Venture capital stalwart Kleiner Perkins Caufield & Byers recently tried to “acquire” Social+Capital Partnership, a Palo Alto-based VC firm formed in 2011 by former Facebook (FB) executive Chamath Palihapitiya, Fortune has learned. The talks ended within the past few weeks, and are now considered to be dead.

Under terms of the proposed deal, Palihapitiya and fellow S23P general partners Ted Maidenberg and Mamoon Hamid would have become partners in KP’s venture capital practice, effectively creating its next generation of leadership. You might recall that KP basically bailed on its prior group of “next-gen” leaders, via a late 2013 house-cleaning that came shortly before a new fundraise.

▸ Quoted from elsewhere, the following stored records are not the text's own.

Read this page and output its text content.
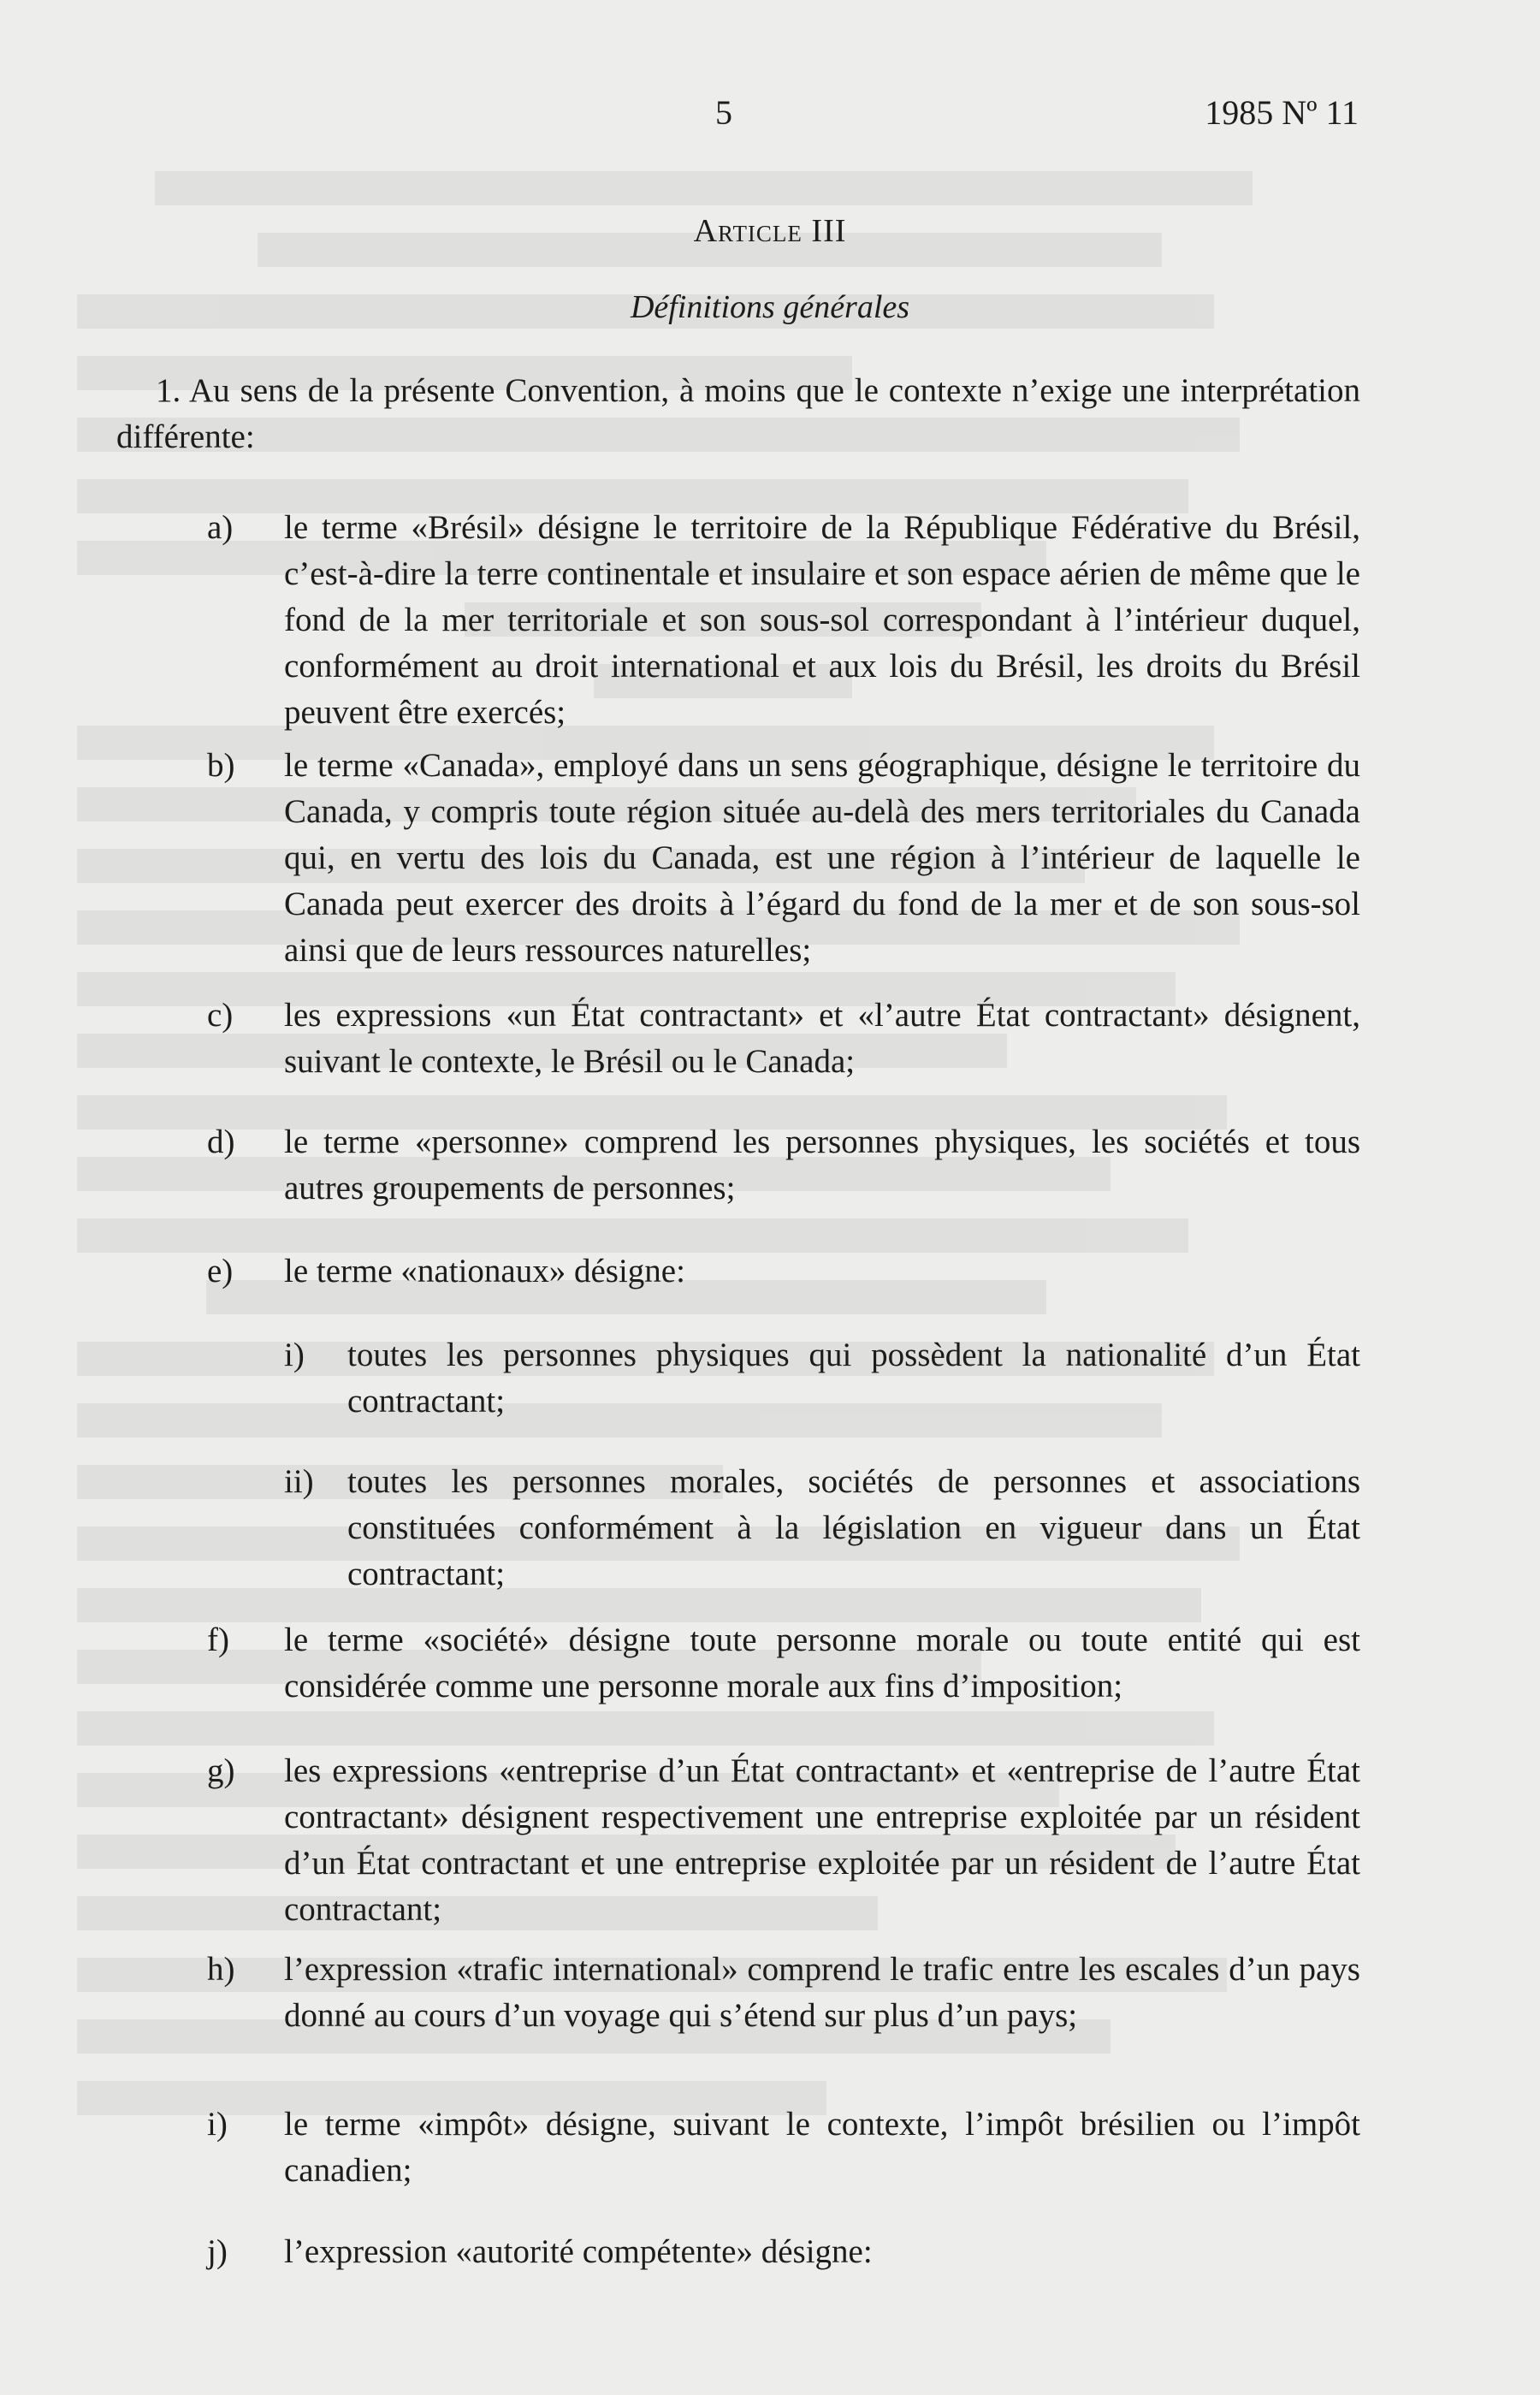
5	1985 Nº 11
Article III
Définitions générales
1. Au sens de la présente Convention, à moins que le contexte n’exige une interprétation différente:
a) le terme «Brésil» désigne le territoire de la République Fédérative du Brésil, c’est-à-dire la terre continentale et insulaire et son espace aérien de même que le fond de la mer territoriale et son sous-sol correspondant à l’intérieur duquel, conformément au droit international et aux lois du Brésil, les droits du Brésil peuvent être exercés;
b) le terme «Canada», employé dans un sens géographique, désigne le territoire du Canada, y compris toute région située au-delà des mers territoriales du Canada qui, en vertu des lois du Canada, est une région à l’intérieur de laquelle le Canada peut exercer des droits à l’égard du fond de la mer et de son sous-sol ainsi que de leurs ressources naturelles;
c) les expressions «un État contractant» et «l’autre État contractant» désignent, suivant le contexte, le Brésil ou le Canada;
d) le terme «personne» comprend les personnes physiques, les sociétés et tous autres groupements de personnes;
e) le terme «nationaux» désigne:
i) toutes les personnes physiques qui possèdent la nationalité d’un État contractant;
ii) toutes les personnes morales, sociétés de personnes et associations constituées conformément à la législation en vigueur dans un État contractant;
f) le terme «société» désigne toute personne morale ou toute entité qui est considérée comme une personne morale aux fins d’imposition;
g) les expressions «entreprise d’un État contractant» et «entreprise de l’autre État contractant» désignent respectivement une entreprise exploitée par un résident d’un État contractant et une entreprise exploitée par un résident de l’autre État contractant;
h) l’expression «trafic international» comprend le trafic entre les escales d’un pays donné au cours d’un voyage qui s’étend sur plus d’un pays;
i) le terme «impôt» désigne, suivant le contexte, l’impôt brésilien ou l’impôt canadien;
j) l’expression «autorité compétente» désigne:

It is unclear how the S23P partners would have been integrated into the new fund’s structure, or if some of KP’s current 5-person management group would have stepped down to make way. Also unclear is how the financial transaction would have worked, vis-à-vis the intrinsic value of S23P and the various interests in the firm’s two existing funds (the most recent of which was capped at $275 million). We’ve seen these sorts of deals sometimes in the private equity space, but almost never in VC-land.

Perhaps all of those question marks were just a bit too much for either side to handle since, as I said in the lead, it appears that this deal is not going to happen. One sticking point, I’m told, is over how much operational control Palihapitiya would (or wouldn’t) have at the outset. Too bad, because it would have been fascinating to watch as both a Sand Hill Rd. experiment and as a possible example to other legacy firms in need of fresh blood.

Moving forward, expect KP to continue recruiting new senior talent for its VC firm (via more traditional means) and for S23P to begin raising its third fund sometime this spring.

Neither firm agreed to comment on the negotiations.